The remaining 20% of fish species are in decline or remained depleted. This does not necessarily mean that these fisheries are collapsing – a stock is often ‘fished down’ to a level that produces the maximum sustainable yield. A stock of fish that has never been harvested is dominated by older, larger fish. When a stock is first fished, the removal of the large fish allows more food for younger fish, and as they grow faster, the total biomass (weight) of the harvestable stock increases. This process is termed ‘fishing down’ as the stock is reduced to a level that allows the maximum weight of fish to be harvested while still retaining enough individuals to allow a similar level of harvest in future years. ‘Fishing down’ alters the population structure from one which is old and slow-growing to one dominated by young, fast-growing individuals.

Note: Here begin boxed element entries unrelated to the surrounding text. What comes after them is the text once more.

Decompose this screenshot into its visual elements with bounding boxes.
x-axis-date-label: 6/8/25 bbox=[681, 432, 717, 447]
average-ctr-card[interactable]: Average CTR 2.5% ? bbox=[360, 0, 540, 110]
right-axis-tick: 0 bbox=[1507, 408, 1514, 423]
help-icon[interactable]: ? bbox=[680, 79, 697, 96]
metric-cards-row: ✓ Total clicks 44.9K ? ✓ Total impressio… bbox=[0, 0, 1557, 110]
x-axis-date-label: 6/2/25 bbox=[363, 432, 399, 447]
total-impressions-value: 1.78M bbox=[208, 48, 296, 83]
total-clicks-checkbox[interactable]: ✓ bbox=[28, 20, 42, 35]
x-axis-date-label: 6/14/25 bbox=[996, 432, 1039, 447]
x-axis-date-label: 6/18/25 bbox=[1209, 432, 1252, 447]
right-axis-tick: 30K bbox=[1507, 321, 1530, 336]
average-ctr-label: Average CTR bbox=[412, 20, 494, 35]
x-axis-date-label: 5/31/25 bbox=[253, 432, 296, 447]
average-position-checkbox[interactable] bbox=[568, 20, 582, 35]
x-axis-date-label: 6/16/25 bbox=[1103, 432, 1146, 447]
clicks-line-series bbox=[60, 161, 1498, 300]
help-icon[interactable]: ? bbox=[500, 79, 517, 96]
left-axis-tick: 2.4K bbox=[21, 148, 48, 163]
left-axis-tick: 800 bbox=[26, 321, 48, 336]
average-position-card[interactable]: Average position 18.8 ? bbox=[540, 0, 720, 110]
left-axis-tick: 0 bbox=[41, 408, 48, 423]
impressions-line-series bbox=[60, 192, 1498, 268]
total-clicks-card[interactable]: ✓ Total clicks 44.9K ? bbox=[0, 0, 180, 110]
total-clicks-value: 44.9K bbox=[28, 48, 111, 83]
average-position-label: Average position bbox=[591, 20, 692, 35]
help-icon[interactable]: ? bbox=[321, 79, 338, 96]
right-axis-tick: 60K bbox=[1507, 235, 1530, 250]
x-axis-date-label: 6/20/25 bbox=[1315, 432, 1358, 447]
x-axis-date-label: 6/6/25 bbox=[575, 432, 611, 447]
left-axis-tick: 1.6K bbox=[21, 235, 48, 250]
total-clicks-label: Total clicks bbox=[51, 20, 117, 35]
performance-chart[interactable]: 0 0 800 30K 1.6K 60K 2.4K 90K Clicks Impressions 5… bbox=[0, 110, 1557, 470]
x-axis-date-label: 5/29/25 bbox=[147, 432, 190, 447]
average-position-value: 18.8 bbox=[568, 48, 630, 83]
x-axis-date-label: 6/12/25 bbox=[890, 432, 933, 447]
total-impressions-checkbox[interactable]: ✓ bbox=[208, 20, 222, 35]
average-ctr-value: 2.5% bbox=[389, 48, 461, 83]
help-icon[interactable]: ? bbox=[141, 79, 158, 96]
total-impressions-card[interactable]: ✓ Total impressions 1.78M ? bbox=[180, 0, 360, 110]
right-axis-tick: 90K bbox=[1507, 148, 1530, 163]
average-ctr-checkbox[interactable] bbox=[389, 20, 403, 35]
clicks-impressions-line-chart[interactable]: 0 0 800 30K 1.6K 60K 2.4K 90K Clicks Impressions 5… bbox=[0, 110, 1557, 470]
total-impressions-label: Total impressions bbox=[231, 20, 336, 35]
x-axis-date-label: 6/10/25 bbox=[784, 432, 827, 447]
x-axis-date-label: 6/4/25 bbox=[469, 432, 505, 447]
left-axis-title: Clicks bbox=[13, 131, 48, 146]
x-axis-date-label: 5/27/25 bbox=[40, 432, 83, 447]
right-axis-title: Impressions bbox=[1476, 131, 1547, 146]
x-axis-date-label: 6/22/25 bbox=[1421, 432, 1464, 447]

Despite the relative success of the quota system, difficult issues remain.
How many fish should be caught?
Setting quotas for individual species is problematic. To determine how many fish can be taken from a population, scientists have to estimate how many fish there are and how quickly they reproduce. They then attempt to determine the maximum sustainable yield, which is an estimate of how many individual fish can be removed from a population without the stock going into an ongoing decline. If numbers fall too low, then quotas are immediately cut.
Populations and quotas are determined using various methods, such as research surveys, catch monitoring, ships’ logs, landed catches and computer modelling. However, these calculations are not always reliable, as declines in some oreo and orange roughy stocks have proven. This is particularly true with deep-sea stocks. Little is known about some species, and their populations can be overestimated.
In 2004 the New Zealand fishing industry employed some 26,000 people and was worth a billion dollars in export revenue. With so many jobs and investments at stake, fisheries management, including the quota system, can be political, and major disagreements are often only settled in court.